In order to call CreateProcess from kernel32.lib, you need to include the proper headers
#include <windows.h>
If the compiler doesnt know windows.h then probably Platform SDK for windows isnt installed correctly.
you will also need to link with the proper lib
#pragma comment(lib, "kernel32.lib")
You should also read the documentation about createprocess since it takes a gazillion of parametetrs
BOOL WINAPI CreateProcess(
__in_opt LPCTSTR lpApplicationName,
__inout_opt LPTSTR lpCommandLine,
__in_opt LPSECURITY_ATTRIBUTES lpProcessAttributes,
__in_opt LPSECURITY_ATTRIBUTES lpThreadAttributes,
__in BOOL bInheritHandles,
__in DWORD dwCreationFlags,
__in_opt LPVOID lpEnvironment,
__in_opt LPCTSTR lpCurrentDirectory,
__in LPSTARTUPINFO lpStartupInfo,
__out LPPROCESS_INFORMATION lpProcessInformation
);
You should search for CreateProcess examples across the interwebs and maybe consider switching to c++ since you're on windows
For starters, put in a proper header file for the prototypes, <windows.h>, as this is a Windows source, add the kernel32.lib for your linker, remove that prototype as it is incorrect.

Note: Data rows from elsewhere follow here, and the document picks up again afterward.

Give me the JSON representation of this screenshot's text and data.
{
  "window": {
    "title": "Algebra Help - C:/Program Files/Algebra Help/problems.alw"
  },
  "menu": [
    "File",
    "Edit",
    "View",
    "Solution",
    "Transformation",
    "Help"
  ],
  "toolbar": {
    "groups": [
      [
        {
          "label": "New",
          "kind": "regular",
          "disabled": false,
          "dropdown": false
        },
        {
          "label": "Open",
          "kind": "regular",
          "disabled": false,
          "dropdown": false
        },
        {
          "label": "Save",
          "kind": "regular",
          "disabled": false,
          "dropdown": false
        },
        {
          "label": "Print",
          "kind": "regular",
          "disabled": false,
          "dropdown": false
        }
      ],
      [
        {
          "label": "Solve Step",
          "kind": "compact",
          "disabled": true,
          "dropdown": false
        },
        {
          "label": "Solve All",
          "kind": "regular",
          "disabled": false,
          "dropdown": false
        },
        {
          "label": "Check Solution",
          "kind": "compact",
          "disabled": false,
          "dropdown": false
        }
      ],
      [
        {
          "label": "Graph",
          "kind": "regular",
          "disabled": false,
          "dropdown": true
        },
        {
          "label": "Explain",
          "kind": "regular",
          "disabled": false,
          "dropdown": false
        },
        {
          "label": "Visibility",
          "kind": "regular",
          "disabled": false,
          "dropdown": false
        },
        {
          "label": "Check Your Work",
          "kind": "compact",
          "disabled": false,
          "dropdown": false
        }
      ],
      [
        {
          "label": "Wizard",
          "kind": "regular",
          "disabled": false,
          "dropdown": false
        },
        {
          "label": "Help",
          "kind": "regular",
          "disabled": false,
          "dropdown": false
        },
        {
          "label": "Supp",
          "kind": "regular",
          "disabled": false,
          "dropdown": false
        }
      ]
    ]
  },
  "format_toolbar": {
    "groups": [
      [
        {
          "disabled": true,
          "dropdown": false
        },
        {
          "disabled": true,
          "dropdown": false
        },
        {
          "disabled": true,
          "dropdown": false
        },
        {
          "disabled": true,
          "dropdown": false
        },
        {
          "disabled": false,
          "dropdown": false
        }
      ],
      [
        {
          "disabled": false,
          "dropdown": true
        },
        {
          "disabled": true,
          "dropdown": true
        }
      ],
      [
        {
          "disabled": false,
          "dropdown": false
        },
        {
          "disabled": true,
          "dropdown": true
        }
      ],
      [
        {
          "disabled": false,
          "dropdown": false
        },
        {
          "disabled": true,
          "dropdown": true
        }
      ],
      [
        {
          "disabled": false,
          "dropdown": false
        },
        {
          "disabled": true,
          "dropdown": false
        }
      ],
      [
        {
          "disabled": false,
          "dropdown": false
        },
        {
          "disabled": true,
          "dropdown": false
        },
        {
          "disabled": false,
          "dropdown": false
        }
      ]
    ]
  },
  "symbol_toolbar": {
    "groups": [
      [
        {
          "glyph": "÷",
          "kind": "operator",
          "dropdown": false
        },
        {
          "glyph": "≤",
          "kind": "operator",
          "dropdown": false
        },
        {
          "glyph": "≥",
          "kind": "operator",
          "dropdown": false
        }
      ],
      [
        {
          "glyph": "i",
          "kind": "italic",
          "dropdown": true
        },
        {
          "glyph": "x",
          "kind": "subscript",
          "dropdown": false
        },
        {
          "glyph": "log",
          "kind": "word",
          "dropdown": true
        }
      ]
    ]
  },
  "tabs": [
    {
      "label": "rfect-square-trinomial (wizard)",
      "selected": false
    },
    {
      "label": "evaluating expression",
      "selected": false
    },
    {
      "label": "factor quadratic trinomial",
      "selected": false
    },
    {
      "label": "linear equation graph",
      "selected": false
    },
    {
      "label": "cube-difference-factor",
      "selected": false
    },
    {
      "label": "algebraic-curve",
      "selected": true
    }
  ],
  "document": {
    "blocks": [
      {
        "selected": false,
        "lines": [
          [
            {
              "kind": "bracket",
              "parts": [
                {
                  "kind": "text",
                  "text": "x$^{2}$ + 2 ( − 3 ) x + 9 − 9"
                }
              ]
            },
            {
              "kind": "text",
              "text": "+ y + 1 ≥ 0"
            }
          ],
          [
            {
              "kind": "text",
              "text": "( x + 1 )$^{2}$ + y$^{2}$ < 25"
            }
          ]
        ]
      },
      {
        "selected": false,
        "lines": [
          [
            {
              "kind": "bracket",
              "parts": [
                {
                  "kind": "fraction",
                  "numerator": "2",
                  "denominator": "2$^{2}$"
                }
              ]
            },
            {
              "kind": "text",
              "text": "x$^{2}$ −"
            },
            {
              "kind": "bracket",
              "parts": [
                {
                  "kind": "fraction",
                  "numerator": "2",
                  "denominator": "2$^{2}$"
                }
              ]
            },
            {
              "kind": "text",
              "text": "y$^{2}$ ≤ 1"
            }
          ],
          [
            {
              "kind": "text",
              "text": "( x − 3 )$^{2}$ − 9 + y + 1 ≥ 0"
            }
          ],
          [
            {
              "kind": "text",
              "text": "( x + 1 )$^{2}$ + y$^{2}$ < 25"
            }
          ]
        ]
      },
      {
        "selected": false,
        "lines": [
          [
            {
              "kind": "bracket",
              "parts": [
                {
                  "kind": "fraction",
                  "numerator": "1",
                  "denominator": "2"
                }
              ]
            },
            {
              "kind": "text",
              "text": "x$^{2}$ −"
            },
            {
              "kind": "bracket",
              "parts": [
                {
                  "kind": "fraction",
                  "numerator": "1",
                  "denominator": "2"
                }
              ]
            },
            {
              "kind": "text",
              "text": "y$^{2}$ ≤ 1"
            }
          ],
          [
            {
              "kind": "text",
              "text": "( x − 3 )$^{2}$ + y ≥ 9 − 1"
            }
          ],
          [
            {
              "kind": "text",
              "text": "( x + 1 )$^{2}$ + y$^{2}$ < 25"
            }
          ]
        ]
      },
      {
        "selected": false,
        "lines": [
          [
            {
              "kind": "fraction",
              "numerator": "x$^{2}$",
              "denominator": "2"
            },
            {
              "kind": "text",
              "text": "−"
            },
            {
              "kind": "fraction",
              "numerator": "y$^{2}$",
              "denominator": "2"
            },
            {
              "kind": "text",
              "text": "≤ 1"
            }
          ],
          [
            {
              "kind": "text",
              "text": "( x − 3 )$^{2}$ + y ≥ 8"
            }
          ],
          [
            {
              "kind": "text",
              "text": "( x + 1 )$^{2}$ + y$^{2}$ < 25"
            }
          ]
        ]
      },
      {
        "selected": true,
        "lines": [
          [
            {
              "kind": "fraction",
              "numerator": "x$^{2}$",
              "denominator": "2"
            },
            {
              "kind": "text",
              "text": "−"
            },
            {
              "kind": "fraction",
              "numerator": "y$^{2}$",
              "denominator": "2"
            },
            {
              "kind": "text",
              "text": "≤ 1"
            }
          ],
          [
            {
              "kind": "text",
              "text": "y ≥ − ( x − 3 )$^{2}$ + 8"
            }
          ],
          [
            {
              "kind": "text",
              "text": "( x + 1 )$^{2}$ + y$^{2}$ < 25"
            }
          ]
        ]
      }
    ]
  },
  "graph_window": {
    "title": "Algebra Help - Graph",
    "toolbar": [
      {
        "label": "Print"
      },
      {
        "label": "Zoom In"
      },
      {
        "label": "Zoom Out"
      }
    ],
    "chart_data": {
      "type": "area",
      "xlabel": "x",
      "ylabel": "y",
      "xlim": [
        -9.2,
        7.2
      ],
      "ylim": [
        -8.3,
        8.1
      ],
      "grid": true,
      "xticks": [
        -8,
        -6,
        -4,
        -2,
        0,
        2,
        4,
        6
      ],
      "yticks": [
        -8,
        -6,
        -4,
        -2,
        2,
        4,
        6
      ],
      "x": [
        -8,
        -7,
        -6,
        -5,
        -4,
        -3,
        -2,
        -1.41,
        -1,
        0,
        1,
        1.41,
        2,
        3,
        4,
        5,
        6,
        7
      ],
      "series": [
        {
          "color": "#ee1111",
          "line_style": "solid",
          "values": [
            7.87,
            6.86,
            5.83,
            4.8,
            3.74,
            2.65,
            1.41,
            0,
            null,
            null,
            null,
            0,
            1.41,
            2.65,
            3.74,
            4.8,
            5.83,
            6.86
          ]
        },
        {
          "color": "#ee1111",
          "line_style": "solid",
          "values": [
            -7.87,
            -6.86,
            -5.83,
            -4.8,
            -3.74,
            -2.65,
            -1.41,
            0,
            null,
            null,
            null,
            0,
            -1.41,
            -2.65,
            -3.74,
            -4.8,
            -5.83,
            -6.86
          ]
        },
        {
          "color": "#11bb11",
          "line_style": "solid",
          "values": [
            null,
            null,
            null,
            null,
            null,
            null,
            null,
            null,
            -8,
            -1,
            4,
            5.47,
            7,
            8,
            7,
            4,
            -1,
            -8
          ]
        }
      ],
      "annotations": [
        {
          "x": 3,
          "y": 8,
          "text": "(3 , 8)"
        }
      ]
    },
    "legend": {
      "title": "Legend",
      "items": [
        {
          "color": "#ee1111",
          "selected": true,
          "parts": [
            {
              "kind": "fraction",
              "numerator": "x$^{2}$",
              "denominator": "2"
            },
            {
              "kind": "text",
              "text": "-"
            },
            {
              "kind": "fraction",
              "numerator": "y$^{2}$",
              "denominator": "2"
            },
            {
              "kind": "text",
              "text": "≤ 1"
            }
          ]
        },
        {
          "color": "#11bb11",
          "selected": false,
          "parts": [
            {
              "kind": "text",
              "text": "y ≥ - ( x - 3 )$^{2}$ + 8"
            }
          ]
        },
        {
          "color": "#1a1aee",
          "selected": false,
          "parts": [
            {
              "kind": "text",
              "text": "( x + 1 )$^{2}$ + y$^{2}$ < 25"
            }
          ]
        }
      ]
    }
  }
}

Your main function is debatable as to whether you are creating a command line program or a windows program - if it is the latter, that should read 'WinMain'.
If you look in the MSDN for the function 'CreateProcess', scroll down and you will see the 'Library', that is the hint to tell you which library you need to link for it to work properly.
Hope this helps,
Best regards,
Tom.
I think this is a bad idea, but if you want to do it, you need to link with the kernel32.lib export library.
You must include windows.h in order to get the correct prototype:
#include <windows.h>
int
main (void)
{
CreateProcess(); // will cause warning due to incorrect parameter list
return 0;
}
Is there a particular reason you don't want to include windows.h?
Using MinGW one can use the "-mwindows" flag. Example:
gcc.exe -c -g -MMD -MP -MF build/Debug/MinGW-Windows/newmain.o.d -o build/Debug/MinGW-Windows/newmain.o newmain.c
gcc.exe -o dist/Debug/MinGW-Windows/hwprint_dll build/Debug/MinGW-Windows/newmain.o -mwindows
This will include stuff like gdi32.a, kernel32.a, user32.a and ws2_32.a.